Common Regular Expression Usage for Python Web Scraping

Regular Expression Patterns

Regex patterns use special syntax to define matching rules. The following table lists common special syntax elements, note that some meanings may change when using optional flags.

Pattern Description
^ Matches the start of a string
$ Matches the end of a string
. Matches any single character except newline; when using re.DOTALL flag, matches all characters including newlines
[chars] Defines a character set, e.g., [amk] matches a, m, or k
[^chars] Matches any character not in the set, e.g., [^abc] matches anything except a, b, c
re* Matches 0 or more occurrences of the preceding expression
re+ Matches 1 or more occurrences of the preceding expression
re? Matches 0 or 1 occurrence of the preceding expression, uses non-greedy matching
re{n} Matches exactly n occurrences of the preceding expression
re{n,} Matches at least n occurrences of the preceding expression
re{n,m} Matches between n and m occurrences of the preceding expression, uses greedy matching by default
`a b`
(re) Matches the enclosed expression and creates a capturing group
(?imx) Enables i, m, or x flags only within the parentheses
(?-imx) Disables i, m, or x flags only within the parentheses
(?: re) Matches the enclosed expression without creating a capturing group
(?imx: re) Enables i, m, or x flags for the enclosed expression within parentheses
(?-imx: re) Disables i, m, or x flags for the enclosed expression within parentheses
(?# comment) Adds a comment ignored by the regex engine
(?= re) Positive lookahead: matches sucessfully if the enclosed expression is found at current position, without advancing the matching position
(?! re) Negative lookahead: matches successfully if the enclosed expression is NOT found at current position
(?> re) Matches as an independent pattern to avoid backtracking
\w Matches alphanumeric characters and underscores
\W Matches non-alphanumeric, non-underscore characters
\s Matches any whitespace character, equivalent to [\t\n\r\f]
\S Matches any non-whitespace character
\d Matches any digit, equivalent to [0-9]
\D Matches any non-digit character
\A Matches the absolute start of a string
\Z Matches the absolute end of a string; if a newline exists, matches up to before the newline
\z Matches the absolute end of a string regardless of newlines
\G Matches at the position where the last match ended
\b Matches a word boundary, e.g., er\b matches er in "never" but not in "verb"
\B Matches a non-word boundary, e.g., er\B matches er in "verb" but not in "never"
\n, \t, etc.
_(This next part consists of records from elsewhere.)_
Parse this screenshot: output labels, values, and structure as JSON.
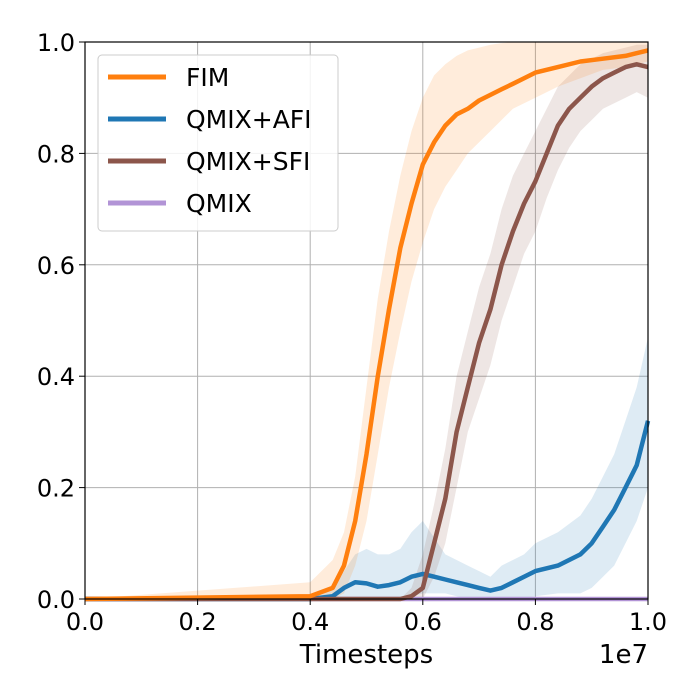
{
  "chart_data": {
    "type": "line",
    "title": "",
    "xlabel": "Timesteps",
    "ylabel": "",
    "x_offset_label": "1e7",
    "xlim": [
      0.0,
      1.0
    ],
    "ylim": [
      0.0,
      1.0
    ],
    "grid": true,
    "legend_position": "top-left",
    "x_ticks": [
      "0.0",
      "0.2",
      "0.4",
      "0.6",
      "0.8",
      "1.0"
    ],
    "y_ticks": [
      "0.0",
      "0.2",
      "0.4",
      "0.6",
      "0.8",
      "1.0"
    ],
    "series": [
      {
        "name": "FIM",
        "color": "#ff7f0e",
        "x": [
          0.0,
          0.4,
          0.44,
          0.46,
          0.48,
          0.5,
          0.52,
          0.54,
          0.56,
          0.58,
          0.6,
          0.62,
          0.64,
          0.66,
          0.68,
          0.7,
          0.72,
          0.74,
          0.76,
          0.78,
          0.8,
          0.84,
          0.88,
          0.92,
          0.96,
          1.0
        ],
        "y": [
          0.0,
          0.005,
          0.02,
          0.06,
          0.14,
          0.26,
          0.4,
          0.52,
          0.63,
          0.71,
          0.78,
          0.82,
          0.85,
          0.87,
          0.88,
          0.895,
          0.905,
          0.915,
          0.925,
          0.935,
          0.945,
          0.955,
          0.965,
          0.97,
          0.975,
          0.985
        ],
        "lower": [
          0.0,
          0.0,
          0.0,
          0.01,
          0.06,
          0.14,
          0.26,
          0.38,
          0.48,
          0.57,
          0.64,
          0.7,
          0.74,
          0.77,
          0.8,
          0.82,
          0.84,
          0.86,
          0.88,
          0.89,
          0.9,
          0.92,
          0.935,
          0.95,
          0.955,
          0.965
        ],
        "upper": [
          0.0,
          0.03,
          0.07,
          0.12,
          0.22,
          0.38,
          0.54,
          0.66,
          0.76,
          0.84,
          0.9,
          0.94,
          0.96,
          0.975,
          0.985,
          0.99,
          0.995,
          0.998,
          1.0,
          1.0,
          1.0,
          1.0,
          1.0,
          1.0,
          1.0,
          1.0
        ]
      },
      {
        "name": "QMIX+AFI",
        "color": "#1f77b4",
        "x": [
          0.0,
          0.4,
          0.44,
          0.46,
          0.48,
          0.5,
          0.52,
          0.54,
          0.56,
          0.58,
          0.6,
          0.62,
          0.64,
          0.66,
          0.68,
          0.7,
          0.72,
          0.74,
          0.76,
          0.78,
          0.8,
          0.84,
          0.88,
          0.9,
          0.92,
          0.94,
          0.96,
          0.98,
          1.0
        ],
        "y": [
          0.0,
          0.0,
          0.005,
          0.02,
          0.03,
          0.028,
          0.022,
          0.025,
          0.03,
          0.04,
          0.045,
          0.04,
          0.035,
          0.03,
          0.025,
          0.02,
          0.015,
          0.02,
          0.03,
          0.04,
          0.05,
          0.06,
          0.08,
          0.1,
          0.13,
          0.16,
          0.2,
          0.24,
          0.32
        ],
        "lower": [
          0.0,
          0.0,
          0.0,
          0.0,
          0.0,
          0.0,
          0.0,
          0.0,
          0.0,
          0.005,
          0.01,
          0.01,
          0.01,
          0.005,
          0.0,
          0.0,
          0.0,
          0.0,
          0.0,
          0.0,
          0.005,
          0.01,
          0.01,
          0.02,
          0.04,
          0.06,
          0.1,
          0.14,
          0.2
        ],
        "upper": [
          0.0,
          0.0,
          0.02,
          0.05,
          0.08,
          0.09,
          0.08,
          0.08,
          0.09,
          0.12,
          0.14,
          0.11,
          0.08,
          0.07,
          0.06,
          0.05,
          0.04,
          0.06,
          0.07,
          0.08,
          0.1,
          0.12,
          0.15,
          0.18,
          0.22,
          0.26,
          0.32,
          0.38,
          0.47
        ]
      },
      {
        "name": "QMIX+SFI",
        "color": "#8c564b",
        "x": [
          0.0,
          0.56,
          0.58,
          0.6,
          0.62,
          0.64,
          0.66,
          0.68,
          0.7,
          0.72,
          0.74,
          0.76,
          0.78,
          0.8,
          0.82,
          0.84,
          0.86,
          0.88,
          0.9,
          0.92,
          0.94,
          0.96,
          0.98,
          1.0
        ],
        "y": [
          0.0,
          0.0,
          0.005,
          0.02,
          0.1,
          0.18,
          0.3,
          0.38,
          0.46,
          0.52,
          0.6,
          0.66,
          0.71,
          0.75,
          0.8,
          0.85,
          0.88,
          0.9,
          0.92,
          0.935,
          0.945,
          0.955,
          0.96,
          0.955
        ],
        "lower": [
          0.0,
          0.0,
          0.0,
          0.0,
          0.04,
          0.1,
          0.2,
          0.3,
          0.36,
          0.42,
          0.5,
          0.56,
          0.62,
          0.66,
          0.72,
          0.77,
          0.81,
          0.84,
          0.86,
          0.88,
          0.89,
          0.9,
          0.91,
          0.9
        ],
        "upper": [
          0.0,
          0.0,
          0.02,
          0.08,
          0.17,
          0.27,
          0.4,
          0.48,
          0.56,
          0.62,
          0.7,
          0.76,
          0.8,
          0.84,
          0.88,
          0.92,
          0.94,
          0.96,
          0.97,
          0.98,
          0.985,
          0.99,
          0.995,
          0.995
        ]
      },
      {
        "name": "QMIX",
        "color": "#b294d6",
        "x": [
          0.0,
          1.0
        ],
        "y": [
          0.0,
          0.0
        ],
        "lower": [
          0.0,
          0.0
        ],
        "upper": [
          0.0,
          0.0
        ]
      }
    ]
  }
}
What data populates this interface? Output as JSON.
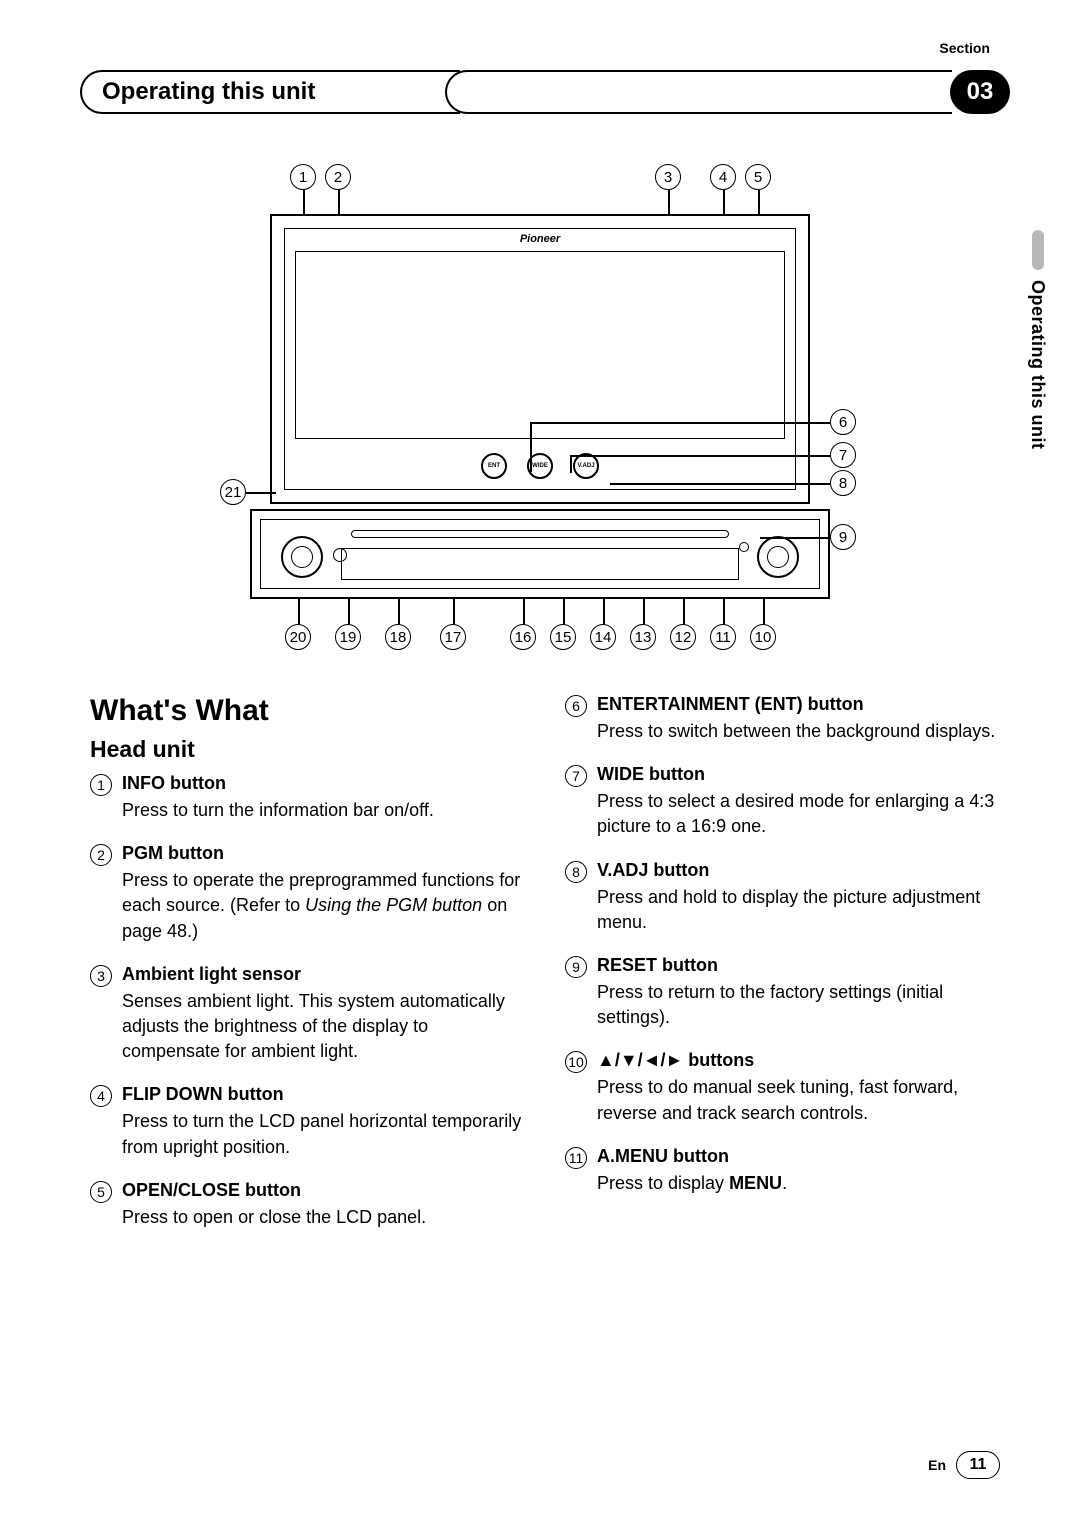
{
  "header": {
    "section_label": "Section",
    "title": "Operating this unit",
    "badge": "03"
  },
  "side_tab": "Operating this unit",
  "diagram": {
    "brand": "Pioneer",
    "btn_labels": [
      "ENT",
      "WIDE",
      "V.ADJ"
    ],
    "top_callouts": [
      "1",
      "2",
      "3",
      "4",
      "5"
    ],
    "right_callouts": [
      "6",
      "7",
      "8",
      "9"
    ],
    "left_callouts": [
      "21"
    ],
    "bottom_callouts": [
      "20",
      "19",
      "18",
      "17",
      "16",
      "15",
      "14",
      "13",
      "12",
      "11",
      "10"
    ]
  },
  "content": {
    "h1": "What's What",
    "h2": "Head unit",
    "left": [
      {
        "num": "1",
        "title": "INFO button",
        "body": "Press to turn the information bar on/off."
      },
      {
        "num": "2",
        "title": "PGM button",
        "body": "Press to operate the preprogrammed functions for each source. (Refer to <em>Using the PGM button</em> on page 48.)"
      },
      {
        "num": "3",
        "title": "Ambient light sensor",
        "body": "Senses ambient light. This system automatically adjusts the brightness of the display to compensate for ambient light."
      },
      {
        "num": "4",
        "title": "FLIP DOWN button",
        "body": "Press to turn the LCD panel horizontal temporarily from upright position."
      },
      {
        "num": "5",
        "title": "OPEN/CLOSE button",
        "body": "Press to open or close the LCD panel."
      }
    ],
    "right": [
      {
        "num": "6",
        "title": "ENTERTAINMENT (ENT) button",
        "body": "Press to switch between the background displays."
      },
      {
        "num": "7",
        "title": "WIDE button",
        "body": "Press to select a desired mode for enlarging a 4:3 picture to a 16:9 one."
      },
      {
        "num": "8",
        "title": "V.ADJ button",
        "body": "Press and hold to display the picture adjustment menu."
      },
      {
        "num": "9",
        "title": "RESET button",
        "body": "Press to return to the factory settings (initial settings)."
      },
      {
        "num": "10",
        "title": "▲/▼/◄/► buttons",
        "body": "Press to do manual seek tuning, fast forward, reverse and track search controls."
      },
      {
        "num": "11",
        "title": "A.MENU button",
        "body": "Press to display <strong>MENU</strong>."
      }
    ]
  },
  "footer": {
    "lang": "En",
    "page": "11"
  }
}
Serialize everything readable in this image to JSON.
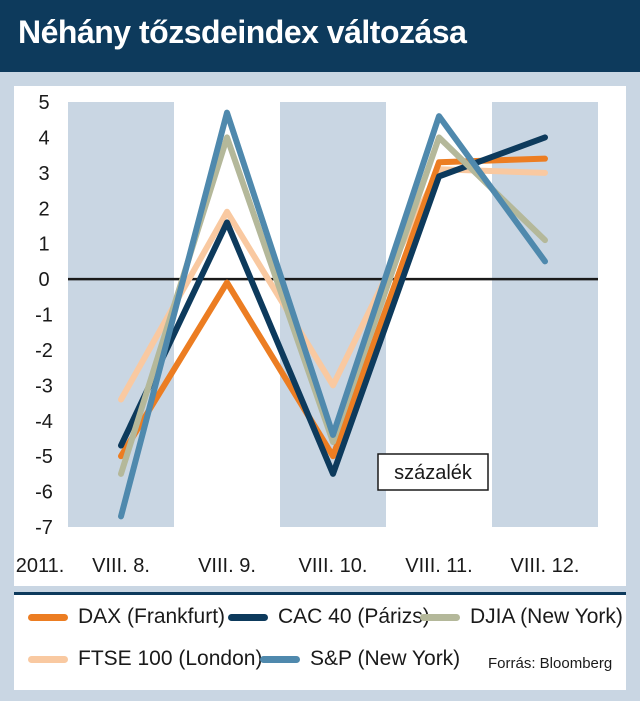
{
  "header": {
    "title": "Néhány tőzsdeindex változása"
  },
  "chart_data": {
    "type": "line",
    "categories": [
      "VIII. 8.",
      "VIII. 9.",
      "VIII. 10.",
      "VIII. 11.",
      "VIII. 12."
    ],
    "year_label": "2011.",
    "unit_label": "százalék",
    "ylim": [
      -7,
      5
    ],
    "yticks": [
      5,
      4,
      3,
      2,
      1,
      0,
      -1,
      -2,
      -3,
      -4,
      -5,
      -6,
      -7
    ],
    "series": [
      {
        "name": "FTSE 100 (London)",
        "color": "#f9c9a1",
        "values": [
          -3.4,
          1.9,
          -3.0,
          3.1,
          3.0
        ]
      },
      {
        "name": "DAX (Frankfurt)",
        "color": "#ec7d22",
        "values": [
          -5.0,
          -0.1,
          -5.0,
          3.3,
          3.4
        ]
      },
      {
        "name": "CAC 40 (Párizs)",
        "color": "#0d3a5c",
        "values": [
          -4.7,
          1.6,
          -5.5,
          2.9,
          4.0
        ]
      },
      {
        "name": "DJIA (New York)",
        "color": "#b4b89a",
        "values": [
          -5.5,
          4.0,
          -4.6,
          4.0,
          1.1
        ]
      },
      {
        "name": "S&P (New York)",
        "color": "#4f89ad",
        "values": [
          -6.7,
          4.7,
          -4.4,
          4.6,
          0.5
        ]
      }
    ]
  },
  "legend": {
    "items": [
      {
        "label": "DAX (Frankfurt)",
        "color": "#ec7d22"
      },
      {
        "label": "CAC 40 (Párizs)",
        "color": "#0d3a5c"
      },
      {
        "label": "DJIA (New York)",
        "color": "#b4b89a"
      },
      {
        "label": "FTSE 100 (London)",
        "color": "#f9c9a1"
      },
      {
        "label": "S&P (New York)",
        "color": "#4f89ad"
      }
    ],
    "source": "Forrás: Bloomberg"
  }
}
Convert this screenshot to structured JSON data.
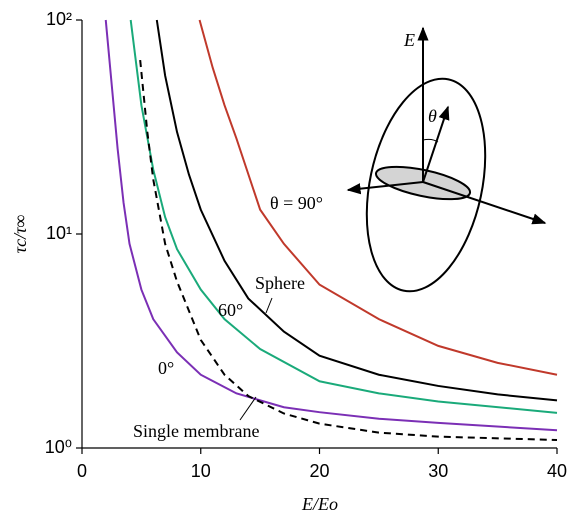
{
  "chart_data": {
    "type": "line",
    "x_label": "E/Eo",
    "y_label": "τc/τ∞",
    "xlim": [
      0,
      40
    ],
    "xticks": [
      0,
      10,
      20,
      30,
      40
    ],
    "ylim": [
      1,
      100
    ],
    "log_y": true,
    "yticks": [
      {
        "value": 1,
        "label": "10⁰"
      },
      {
        "value": 10,
        "label": "10¹"
      },
      {
        "value": 100,
        "label": "10²"
      }
    ],
    "series": [
      {
        "name": "θ = 90°",
        "color": "#c0392b",
        "dashed": false,
        "x": [
          9.9,
          11,
          12,
          13,
          15,
          17,
          20,
          25,
          30,
          35,
          40
        ],
        "values": [
          100,
          60,
          40,
          28,
          13,
          9,
          5.8,
          4.0,
          3.0,
          2.5,
          2.2
        ]
      },
      {
        "name": "Sphere",
        "color": "#000000",
        "dashed": false,
        "x": [
          6.3,
          7,
          8,
          9,
          10,
          12,
          14,
          17,
          20,
          25,
          30,
          35,
          40
        ],
        "values": [
          100,
          55,
          30,
          19,
          13,
          7.5,
          5,
          3.5,
          2.7,
          2.2,
          1.95,
          1.78,
          1.67
        ]
      },
      {
        "name": "60°",
        "color": "#1aaa7a",
        "dashed": false,
        "x": [
          4.1,
          5,
          6,
          7,
          8,
          10,
          12,
          15,
          20,
          25,
          30,
          40
        ],
        "values": [
          100,
          40,
          20,
          12,
          8.5,
          5.5,
          4,
          2.9,
          2.05,
          1.8,
          1.65,
          1.46
        ]
      },
      {
        "name": "0°",
        "color": "#7b2fb5",
        "dashed": false,
        "x": [
          2.0,
          2.5,
          3,
          3.5,
          4,
          5,
          6,
          8,
          10,
          13,
          17,
          20,
          25,
          30,
          40
        ],
        "values": [
          100,
          50,
          25,
          14,
          9,
          5.5,
          4,
          2.8,
          2.2,
          1.8,
          1.55,
          1.47,
          1.37,
          1.31,
          1.21
        ]
      },
      {
        "name": "Single membrane",
        "color": "#000000",
        "dashed": true,
        "x": [
          4.9,
          5.5,
          6,
          7,
          8,
          10,
          12,
          14,
          17,
          20,
          25,
          30,
          40
        ],
        "values": [
          65,
          30,
          18,
          9,
          6,
          3.2,
          2.2,
          1.75,
          1.45,
          1.3,
          1.18,
          1.13,
          1.09
        ]
      }
    ],
    "diagram_labels": [
      "E",
      "θ"
    ]
  }
}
Matches newline, tab, and other whitespace escape sequences
\1-\9 Matches the content of the nth capturing group
\10 Matches the 10th capturing group if it exists; otherwise matches an octal character code

Common Special Character Classes

Example Description
. Matches any single character except \n; use [.\n] to match including newlines
\d Matches a single digit, equivalent to [0-9]
\D Matches a single non-digit character, equivalent to [^0-9]
\s Matches any whitespace character including spaces, tabs, form feeds, etc., equivalent to [ \f\n\r\t\v]
\S Matches any non-whitespace character, equivalent to [^ \f\n\r\t\v]
\w Matches any word character including underscores, equivalent to [A-Za-z0-9_]
\W Matches any non-word character, equivalent to [^A-Za-z0-9_]

Common Regex Modifiers

Flag Purpose
re.I Makes matching case-insensitive
re.L Performs locale-aware matching
re.M Enables multi-line matching, affects ^ and $
re.S Makes . match all characters including newlines
re.U Parses characters according to Unicode standards, affects \w, \W, \b, \B
re.X Allows more flexible formatting for readable regex writing

The most commonly used modifiers for web scraping are re.S and re.I.

Using Python's re Module

Python's standard re library implements full regex functionality, allowing you to use regex patterns in Python code.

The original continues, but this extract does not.